Public's confidence in U.S. government declining fast

Polls • 60% say if they could, they would vote to replace every member of Congress, including their own.
This is an archived article that was published on sltrib.com in 2013, and information in the article may be outdated. It is provided only for personal research purposes and may not be reprinted.

Washington • Sometimes polls state the obvious. Sometimes they surprise. The latest NBC News-Wall Street Journal and Gallup polls, which landed in the middle of the government shutdown late last week, did both.

Everyone knew that the shutdown and threats of a government default would damage the political standing of all parties in the Washington drama. That was obvious. What was surprising was the amount of damage that was done in so short a time — and especially to the Republican Party, whose tactical mistakes led to the shutdown, soon to enter its third week.

Republican pollster Bill McInturff and Democratic pollsters Peter Hart and Fred Yang conducted the NBC-Wall Street Journal poll. All are veteran practitioners, but even they seemed startled by the findings. McInturff wrote, "Overall, this is among the handful of surveys that stand out in my career as being significant and consequential." Hart called the survey "jaw-dropping."

Almost eight respondents in 10 said the country is now seriously off track, a jump of 16 points in a month. Four in 10 said they now expect the economy to get worse over the next year. McInturff said it is only the fifth time in 20 years that such pessimism about the economy has reached or exceeded 40 percent.

Anger at the political class in Washington has risen to levels rarely seen. In the NBC-Wall Street Journal poll, six in 10 — a record — said that if they could, they would vote to replace every member of Congress, including their own. Six in 10 also said that what is happening in Washington makes them worry more about the future of the economy.

President Barack Obama and the Democrats did not escape criticism, but the Republicans were in a different league in terms of how the public assessed blame. The shutdown has been a political debacle for the Republicans. Images of both the Republican Party and the tea party, whose followers in the House pressed for the strategy that led to the shutdown, registered record lows. Just 24 percent said they had a positive impression of the GOP. The tea party's positive rating was just 21 percent.

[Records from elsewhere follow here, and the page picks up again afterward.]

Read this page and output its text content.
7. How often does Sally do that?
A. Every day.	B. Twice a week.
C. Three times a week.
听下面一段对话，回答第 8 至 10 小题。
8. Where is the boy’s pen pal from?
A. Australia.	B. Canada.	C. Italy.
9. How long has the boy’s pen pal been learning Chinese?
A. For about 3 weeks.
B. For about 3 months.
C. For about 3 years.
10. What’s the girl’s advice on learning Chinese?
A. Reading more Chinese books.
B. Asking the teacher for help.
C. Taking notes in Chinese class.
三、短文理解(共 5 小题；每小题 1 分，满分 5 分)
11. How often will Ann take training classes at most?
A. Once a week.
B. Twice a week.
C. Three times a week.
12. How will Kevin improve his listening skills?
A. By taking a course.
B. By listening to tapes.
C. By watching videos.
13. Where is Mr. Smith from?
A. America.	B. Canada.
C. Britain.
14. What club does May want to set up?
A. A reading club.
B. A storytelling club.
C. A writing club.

Fifty-three percent of all Americans blamed the Republicans for the shutdown. Only 31 percent blamed Obama. More than two in three said Republicans had put their own agenda ahead of the country's interests, while 51 percent said that of the president.

Sen. Ted Cruz, R-Tex., who staged a 21-hour filibuster demanding that the Affordable Care Act be defunded as the price for keeping the government running, tried to slough off the results. He told NBC News on Friday that the poll was "not reflective of where the country is." Cruz must have missed the findings of the Gallup organization, which released numbers almost identical to those of the NBC-Wall Street Journal.

The impasse could lead to a default by the federal government this week if the talks now underway between congressional Republicans, Democrats and White House officials do not bear fruit.